The hallway that seemed so cold a few minutes before was now a haven of warmth and calm. I shrugged off the professor’s gown and returned it to him, listening with one ear to the murmur of voices in the chapel that told me the meeting was over. The men would be clustered in a group, no doubt discussing Professor Wale’s abrupt departure.
“I sha
ll, of course, contact our denominational office.” Wale’s voice was a low hiss in my ear. “And I have another string to my bow, one that Poulton doesn’t know about. I have discovered that a friend of a correspondent of mine knew Poulton in Baltimore, and he has furnished me with some addresses. I am going to make inquiries about that—about him.”
“You’re chasing shadows,” I said shortly. Not for the first time, I doubted the man’s sanity.

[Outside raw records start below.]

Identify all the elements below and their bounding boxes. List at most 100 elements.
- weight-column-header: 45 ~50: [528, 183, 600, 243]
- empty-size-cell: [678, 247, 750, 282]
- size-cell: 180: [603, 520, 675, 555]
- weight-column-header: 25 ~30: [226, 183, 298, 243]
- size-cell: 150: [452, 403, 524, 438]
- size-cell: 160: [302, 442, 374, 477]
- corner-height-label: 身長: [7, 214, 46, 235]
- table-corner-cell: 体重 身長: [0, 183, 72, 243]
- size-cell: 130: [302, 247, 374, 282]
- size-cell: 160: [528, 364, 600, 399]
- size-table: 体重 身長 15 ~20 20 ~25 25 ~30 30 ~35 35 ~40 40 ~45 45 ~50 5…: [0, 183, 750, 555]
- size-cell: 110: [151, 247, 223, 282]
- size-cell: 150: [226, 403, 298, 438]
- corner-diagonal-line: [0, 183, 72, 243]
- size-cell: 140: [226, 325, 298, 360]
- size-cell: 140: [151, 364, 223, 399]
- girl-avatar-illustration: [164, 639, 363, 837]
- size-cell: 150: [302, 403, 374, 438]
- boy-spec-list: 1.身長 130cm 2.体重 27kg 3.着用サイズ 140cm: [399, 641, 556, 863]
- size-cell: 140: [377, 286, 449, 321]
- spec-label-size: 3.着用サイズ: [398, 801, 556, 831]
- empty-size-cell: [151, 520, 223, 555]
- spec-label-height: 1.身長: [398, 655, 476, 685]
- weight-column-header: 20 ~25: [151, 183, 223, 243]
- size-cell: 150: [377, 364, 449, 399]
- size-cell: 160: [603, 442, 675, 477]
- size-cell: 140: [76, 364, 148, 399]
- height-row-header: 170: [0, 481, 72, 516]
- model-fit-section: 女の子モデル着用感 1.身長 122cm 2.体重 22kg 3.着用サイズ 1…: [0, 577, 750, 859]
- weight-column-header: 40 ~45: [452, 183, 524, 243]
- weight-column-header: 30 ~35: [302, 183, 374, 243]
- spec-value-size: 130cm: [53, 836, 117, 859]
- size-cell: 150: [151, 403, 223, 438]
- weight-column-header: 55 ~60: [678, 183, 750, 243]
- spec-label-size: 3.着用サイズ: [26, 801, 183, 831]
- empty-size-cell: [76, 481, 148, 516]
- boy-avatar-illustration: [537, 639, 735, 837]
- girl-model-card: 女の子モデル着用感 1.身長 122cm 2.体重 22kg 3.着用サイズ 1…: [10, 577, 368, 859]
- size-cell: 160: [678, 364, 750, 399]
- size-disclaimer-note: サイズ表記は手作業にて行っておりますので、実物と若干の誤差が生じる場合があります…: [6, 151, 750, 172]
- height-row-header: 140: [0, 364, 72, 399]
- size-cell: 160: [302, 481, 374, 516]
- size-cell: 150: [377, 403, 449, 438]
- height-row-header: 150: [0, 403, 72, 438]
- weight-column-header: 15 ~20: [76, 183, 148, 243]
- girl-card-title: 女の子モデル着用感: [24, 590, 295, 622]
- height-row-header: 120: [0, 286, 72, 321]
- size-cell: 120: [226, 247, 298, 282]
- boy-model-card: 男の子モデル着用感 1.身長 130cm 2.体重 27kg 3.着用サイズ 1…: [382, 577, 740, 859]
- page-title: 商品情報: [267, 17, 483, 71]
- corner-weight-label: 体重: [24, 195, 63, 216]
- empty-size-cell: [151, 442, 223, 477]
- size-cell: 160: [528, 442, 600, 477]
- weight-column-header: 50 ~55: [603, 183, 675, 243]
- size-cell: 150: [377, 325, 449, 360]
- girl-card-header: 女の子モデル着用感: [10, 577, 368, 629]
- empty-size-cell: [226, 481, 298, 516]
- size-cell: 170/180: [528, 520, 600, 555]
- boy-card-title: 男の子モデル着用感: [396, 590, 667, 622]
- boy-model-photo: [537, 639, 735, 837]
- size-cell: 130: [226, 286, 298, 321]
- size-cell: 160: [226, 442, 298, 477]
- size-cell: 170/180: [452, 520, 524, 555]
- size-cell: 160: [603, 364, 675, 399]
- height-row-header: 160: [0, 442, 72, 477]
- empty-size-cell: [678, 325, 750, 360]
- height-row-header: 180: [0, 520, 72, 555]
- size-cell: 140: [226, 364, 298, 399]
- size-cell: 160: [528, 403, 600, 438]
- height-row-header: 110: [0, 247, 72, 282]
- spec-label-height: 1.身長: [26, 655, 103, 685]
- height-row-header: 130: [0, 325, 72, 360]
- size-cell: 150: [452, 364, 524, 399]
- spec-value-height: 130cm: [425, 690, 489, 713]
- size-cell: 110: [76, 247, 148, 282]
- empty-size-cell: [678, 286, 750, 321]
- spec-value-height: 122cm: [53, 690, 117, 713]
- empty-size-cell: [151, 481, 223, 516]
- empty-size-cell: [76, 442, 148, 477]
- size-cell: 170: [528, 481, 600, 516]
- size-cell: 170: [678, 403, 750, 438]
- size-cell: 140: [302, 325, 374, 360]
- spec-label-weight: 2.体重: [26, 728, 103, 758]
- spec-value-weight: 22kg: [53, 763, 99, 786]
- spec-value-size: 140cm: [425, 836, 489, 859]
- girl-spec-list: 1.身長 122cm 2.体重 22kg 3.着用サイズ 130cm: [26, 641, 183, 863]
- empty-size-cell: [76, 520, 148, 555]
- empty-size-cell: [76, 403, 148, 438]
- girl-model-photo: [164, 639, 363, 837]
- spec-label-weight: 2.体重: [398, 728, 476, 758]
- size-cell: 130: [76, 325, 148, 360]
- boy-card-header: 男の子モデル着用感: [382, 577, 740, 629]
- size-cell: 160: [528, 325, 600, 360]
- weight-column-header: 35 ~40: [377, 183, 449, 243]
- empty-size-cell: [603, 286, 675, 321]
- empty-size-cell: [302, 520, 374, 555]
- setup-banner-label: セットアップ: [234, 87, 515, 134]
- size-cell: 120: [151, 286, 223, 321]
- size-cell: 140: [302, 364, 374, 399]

Was it possible that this whole Darwin nonsense had unbalanced him? I hadn’t personally heard an argument for a while, but Reiner had told me they still went on. Most of the faculty were now against Professor Wale’s position.
“You think I’m pursuing a chimera, eh?” His smile was strange. “You would, of course. I cannot blame a woman for wishing to leave well alone, especially when her own future may be involved. But the game is worth the candle, my dear.”
He grasped my arm, squeezing it hard so that I opened my mouth in a squeak of protest. “You will thank me, one day. I, and I alone, am left to defend our rational, God-given senses against Phariseeism and ignorance. And with the Almighty’s help, I will prevail.”
“And will you wear a pretty dress, Momma?” Sarah smoothed the hair of her rag doll, made of an improbably red yarn we had found in Hayward’s.
At three, Sarah had begun to take an interest in what I, and she, wore—not that she showed any sign of being fascinated by the dressmaking process. My earliest memories included hovering at Grandmama’s elbow, watching her cut or sew, but to Sarah, clothes were of value only in that they were pretty and involved as many flounces and bows as possible.